Cleveland is determined to get an elite young player for Irving, which means this: The trade plan the Cavaliers would have prioritized, with James committed for the long term — veterans to surround James and draft picks — isn’t in motion. If the Cavaliers knew they had James committed, for example, San Antonio could emerge as a more intriguing trade partner. The Spurs have interest in Irving, league sources say, and Irving’s willingness to commit to an extension with the Spurs makes for legitimate win-now deal possibilities for Cleveland. Without James beyond next season, though, the likes of LaMarcus Aldridge, Tony Parker and Danny Green hold no appeal.
It’s somewhat interesting how different Ziller and Woj see the Cavs’ mindset when it comes to LeBron’s future with in Cleveland. That context perhaps somewhat shapes their opinion on what the Cavs are (and should be) doing. My only point of contention here would be with Woj.
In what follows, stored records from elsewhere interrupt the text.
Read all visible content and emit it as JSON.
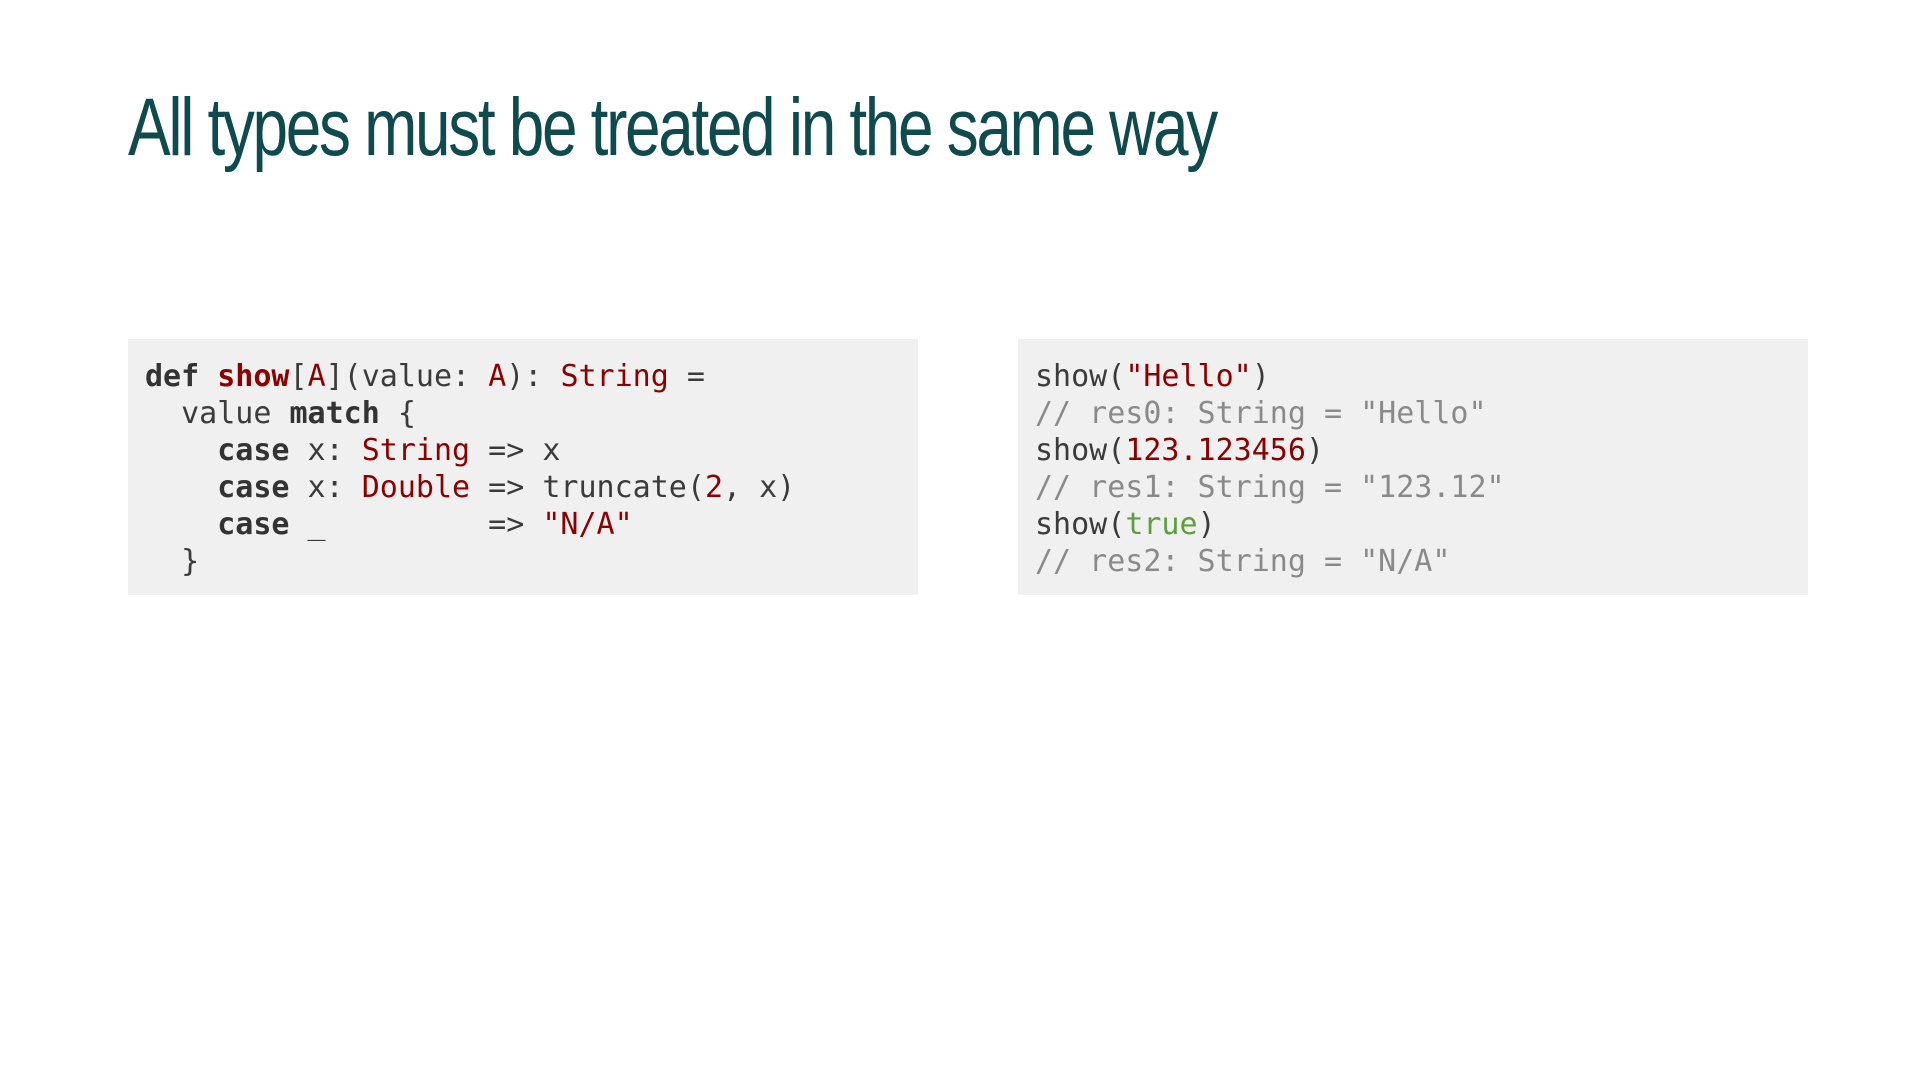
{
  "slide": {
    "title": "All types must be treated in the same way"
  },
  "left_code": {
    "line1": {
      "kw_def": "def",
      "sp1": " ",
      "fn_name": "show",
      "p1": "[",
      "type_a": "A",
      "p2": "](value: ",
      "type_a2": "A",
      "p3": "): ",
      "type_string": "String",
      "p4": " ="
    },
    "line2": {
      "indent": "  value ",
      "kw_match": "match",
      "brace": " {"
    },
    "line3": {
      "indent": "    ",
      "kw_case": "case",
      "p1": " x: ",
      "type_string": "String",
      "p2": " => x"
    },
    "line4": {
      "indent": "    ",
      "kw_case": "case",
      "p1": " x: ",
      "type_double": "Double",
      "p2": " => truncate(",
      "num_2": "2",
      "p3": ", x)"
    },
    "line5": {
      "indent": "    ",
      "kw_case": "case",
      "p1": " _         => ",
      "str_na": "\"N/A\""
    },
    "line6": {
      "text": "  }"
    }
  },
  "right_code": {
    "line1": {
      "call": "show(",
      "str_hello": "\"Hello\"",
      "close": ")"
    },
    "line2": {
      "comment": "// res0: String = \"Hello\""
    },
    "line3": {
      "call": "show(",
      "num_value": "123.123456",
      "close": ")"
    },
    "line4": {
      "comment": "// res1: String = \"123.12\""
    },
    "line5": {
      "call": "show(",
      "bool_true": "true",
      "close": ")"
    },
    "line6": {
      "comment": "// res2: String = \"N/A\""
    }
  }
}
I’m not sure I entirely agree that the Cavs’ desire for young players and long-term assets is a direct reflection on their thoughts about LeBron’s future. I personally think the Cavs should be going that route regardless, whether LeBron stays or not.
I’m not sure how much better the Cavs’ chances of winning a title are this season with players like Aldridge, Parker, and Green compared to getting a young star (or potential star) like Porzingis, Tatum, Jackson, or Murray. Is that ever-so-slight margin of error in readiness really worth more than the future potential of young players? I don’t think so. LeBron James and Kevin Love with the experienced role players the Cavaliers have are probably good enough to have a real shot at winning the East on their own.
The issue of readiness in young players is muted on a good, veteran team that is ready to win now without relying on the young players. The best example of that is a guy like Kawhi Leonard. He stepped in right away and in his rookie season, he was starting on a team playing in the Western Conference Finals. He wasn’t asked to do too much, but he was starting and he was contributing. By his second year, he was showing signs of the star he would become and at the end of that second season he was starting in the Finals and was arguably the Spurs’ second-best player in that Finals loss to LeBron’s Miami Heat team.
If the Cavaliers can acquire a player they think can be an impact player (perhaps no Kawhi Leonard quality, of course, but certainly a contributing player with the potential to be an All-Star down the road), I would much prefer that route even if LeBron stays. The only way I wanted a veteran player in return would have been if it was someone like Paul George, Chris Paul, or Jimmy Butler. You know, the guys the Cavaliers probably could have made a run at acquiring had Kyrie asked for this before all those guys were traded.
So what should the Cavs do? Is trading Kyrie a necessary step as Ziller implies? Is the future without LeBron and Kyrie as inevitable and as near as Woj implies? Who knows. I’m forever the optimist when it comes to players on the teams I root for. I hope for the best and I hope they stay on my teams. I still think LeBron is more likely to stay after this season. But when it comes to the Cavaliers as a team, I just want them to be able to maximize the return on a Kyrie trade or else don’t trade him at all. I would rather risk the locker room distractions than give someone a bargain in a Kyrie trade.
And yes, after all of this, reading all of these opinions that make a lot of sense to me, I still am hoping that Kyrie shows up to training camp and that LeBron and Kyrie can agree to make this work for one more season and take one more shot at a title in Cleveland. After that, the Cavs can trade Kyrie at a time when all potential cards are on the table and the best return can be acquired. And as for LeBron, he’ll do whatever is best for him and his goals. All Cleveland can do is make the most of the situation put in front of them and explore every option to make the team the best they can. It’s not fun and none of this is what the front office imagined this season would be like, I’m sure, but here we are. In the meantime, it’s going to be a long season filled with rumors and opinions until the day Kyrie is finally traded.